Salaries for the school's faculty members vary, but they start at $90,000. Most make slightly above $100,000 a year, according to public documents on the Utah's Right to Know website. Some U. medical school professors, by contrast, make $400,000.
Nationally, nursing instructors and professors make about $135,000, putting Utah's teaching salaries in the 40th percentile.
"It's a tough sell," Morton said, even though the U. offers more than it did in recent years, when it ranked in the 25th percentile.
Drawing qualified instructors to the academic side is tough for administrators at any university. Many find better-paying jobs in hospitals or clinics.
For example, psychiatric nurse practitioners throughout the United States make up to $120,000 a year.
The numbers of tenured and clinical professors at the U.'s nursing school have edged downward since 2008, when they totaled 118.
Despite short staffing, U. nursing faculty members are doing research on low-income and elderly populations. They also are studying the use of video-conferencing programs in consulting with rural patients.
"It's a really rigorous environment to be in," U. School of Medicine Dean Vivian Lee told trustees, noting the school placed 26th out of about 800 colleges in a U.S. News & World Report ranking earlier this year.
Still, instructors are hard to come by.
"People aren't willing to take such a cut" in pay, Lee added. She is trying to figure out how to alert legislators and the public about the need.
Last year, six nursing professors left, citing too little pay. Most took jobs at Salt Lake City hospitals; one took a teaching position in Oregon.

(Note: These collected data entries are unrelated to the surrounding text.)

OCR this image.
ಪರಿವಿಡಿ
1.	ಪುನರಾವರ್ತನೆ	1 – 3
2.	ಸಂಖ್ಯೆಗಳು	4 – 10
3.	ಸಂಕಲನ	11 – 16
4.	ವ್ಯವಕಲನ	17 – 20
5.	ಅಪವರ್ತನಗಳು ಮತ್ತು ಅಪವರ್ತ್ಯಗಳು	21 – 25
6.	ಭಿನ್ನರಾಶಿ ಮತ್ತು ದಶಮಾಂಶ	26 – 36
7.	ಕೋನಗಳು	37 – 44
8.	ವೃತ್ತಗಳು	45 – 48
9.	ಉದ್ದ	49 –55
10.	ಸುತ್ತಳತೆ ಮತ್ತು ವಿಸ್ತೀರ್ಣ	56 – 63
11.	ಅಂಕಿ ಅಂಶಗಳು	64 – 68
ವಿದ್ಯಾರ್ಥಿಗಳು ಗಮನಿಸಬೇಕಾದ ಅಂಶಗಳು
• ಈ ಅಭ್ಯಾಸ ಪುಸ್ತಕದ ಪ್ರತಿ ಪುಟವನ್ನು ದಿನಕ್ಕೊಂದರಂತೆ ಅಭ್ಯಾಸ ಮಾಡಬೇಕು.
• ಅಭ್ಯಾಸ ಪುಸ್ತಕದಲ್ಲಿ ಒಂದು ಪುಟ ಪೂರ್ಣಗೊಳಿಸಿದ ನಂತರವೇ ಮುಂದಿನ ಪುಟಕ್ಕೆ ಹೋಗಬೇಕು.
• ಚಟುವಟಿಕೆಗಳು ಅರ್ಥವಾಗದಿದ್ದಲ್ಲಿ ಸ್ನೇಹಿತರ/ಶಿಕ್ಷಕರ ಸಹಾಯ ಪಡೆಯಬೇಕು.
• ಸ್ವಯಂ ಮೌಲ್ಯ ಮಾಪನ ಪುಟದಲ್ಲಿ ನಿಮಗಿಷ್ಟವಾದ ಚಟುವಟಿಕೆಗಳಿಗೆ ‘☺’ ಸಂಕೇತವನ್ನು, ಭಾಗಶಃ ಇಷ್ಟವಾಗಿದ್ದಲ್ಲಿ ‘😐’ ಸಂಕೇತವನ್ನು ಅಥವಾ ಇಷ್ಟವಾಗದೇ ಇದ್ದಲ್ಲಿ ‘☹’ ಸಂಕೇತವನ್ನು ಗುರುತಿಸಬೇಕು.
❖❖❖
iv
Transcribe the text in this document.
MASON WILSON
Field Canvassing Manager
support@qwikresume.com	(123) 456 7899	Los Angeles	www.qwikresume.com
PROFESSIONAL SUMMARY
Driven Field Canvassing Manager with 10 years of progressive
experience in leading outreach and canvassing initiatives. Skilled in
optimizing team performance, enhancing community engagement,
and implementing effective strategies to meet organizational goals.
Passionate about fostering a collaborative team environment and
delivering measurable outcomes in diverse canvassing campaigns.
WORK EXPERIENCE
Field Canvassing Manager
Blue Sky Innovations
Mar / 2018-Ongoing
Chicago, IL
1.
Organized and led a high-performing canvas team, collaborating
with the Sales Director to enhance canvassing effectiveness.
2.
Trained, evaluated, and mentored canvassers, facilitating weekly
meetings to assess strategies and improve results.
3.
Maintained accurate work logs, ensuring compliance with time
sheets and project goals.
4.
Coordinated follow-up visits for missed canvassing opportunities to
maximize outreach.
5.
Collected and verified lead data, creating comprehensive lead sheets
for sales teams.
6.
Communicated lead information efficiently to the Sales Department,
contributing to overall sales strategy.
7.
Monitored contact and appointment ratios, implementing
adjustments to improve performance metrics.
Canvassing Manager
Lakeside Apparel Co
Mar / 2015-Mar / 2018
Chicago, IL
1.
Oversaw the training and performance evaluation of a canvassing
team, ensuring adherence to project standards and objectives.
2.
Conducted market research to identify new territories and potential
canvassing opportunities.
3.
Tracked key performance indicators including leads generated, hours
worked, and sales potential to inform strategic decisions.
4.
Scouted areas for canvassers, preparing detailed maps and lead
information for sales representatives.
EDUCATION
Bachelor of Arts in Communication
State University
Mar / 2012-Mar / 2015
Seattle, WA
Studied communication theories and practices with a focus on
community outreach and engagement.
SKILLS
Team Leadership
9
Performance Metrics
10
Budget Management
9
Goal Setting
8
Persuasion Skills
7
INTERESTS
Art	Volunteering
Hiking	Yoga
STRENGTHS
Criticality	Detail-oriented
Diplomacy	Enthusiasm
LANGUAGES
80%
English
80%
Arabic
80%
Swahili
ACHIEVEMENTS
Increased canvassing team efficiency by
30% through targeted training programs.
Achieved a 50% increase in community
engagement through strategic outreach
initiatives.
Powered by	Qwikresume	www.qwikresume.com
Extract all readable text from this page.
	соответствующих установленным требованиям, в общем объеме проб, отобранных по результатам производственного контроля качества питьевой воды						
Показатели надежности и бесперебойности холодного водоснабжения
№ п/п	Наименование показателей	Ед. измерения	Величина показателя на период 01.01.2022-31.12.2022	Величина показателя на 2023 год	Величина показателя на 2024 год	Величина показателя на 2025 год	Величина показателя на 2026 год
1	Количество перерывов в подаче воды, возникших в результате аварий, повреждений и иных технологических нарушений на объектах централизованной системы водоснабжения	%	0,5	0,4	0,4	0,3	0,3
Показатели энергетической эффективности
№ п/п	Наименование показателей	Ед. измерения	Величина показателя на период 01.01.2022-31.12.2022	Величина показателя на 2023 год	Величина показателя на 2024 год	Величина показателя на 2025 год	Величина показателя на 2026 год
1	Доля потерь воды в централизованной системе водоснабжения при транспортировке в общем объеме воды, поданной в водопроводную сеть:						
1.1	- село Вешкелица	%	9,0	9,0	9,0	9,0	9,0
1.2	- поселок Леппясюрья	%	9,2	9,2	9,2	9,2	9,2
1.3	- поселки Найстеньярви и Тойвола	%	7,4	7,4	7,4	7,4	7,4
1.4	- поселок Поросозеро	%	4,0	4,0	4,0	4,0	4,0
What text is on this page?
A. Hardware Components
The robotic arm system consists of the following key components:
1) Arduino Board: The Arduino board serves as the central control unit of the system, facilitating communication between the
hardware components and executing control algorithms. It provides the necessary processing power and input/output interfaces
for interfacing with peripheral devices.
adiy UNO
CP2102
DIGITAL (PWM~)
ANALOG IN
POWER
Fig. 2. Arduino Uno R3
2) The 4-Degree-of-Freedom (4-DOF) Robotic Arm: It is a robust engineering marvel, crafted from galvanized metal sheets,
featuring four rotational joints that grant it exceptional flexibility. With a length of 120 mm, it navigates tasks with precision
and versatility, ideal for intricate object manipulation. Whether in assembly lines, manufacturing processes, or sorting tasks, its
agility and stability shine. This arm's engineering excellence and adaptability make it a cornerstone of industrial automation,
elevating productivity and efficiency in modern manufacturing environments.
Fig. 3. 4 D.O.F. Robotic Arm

Of the 19 tenured professors in Morton's department, only one is under 60 and two plan to retire after this year.
Elsewhere in Utah, despite reports of a national shortage, some hospitals seem immune.
Intermountain Healthcare has no dearth of nursing-job applicants, said spokesman Jess Gomez.
Wilson, Intermountain's former director of newborn services, expects that to change.
"As the economy recovers and people retire," she said, "I do think you're going to see a drop."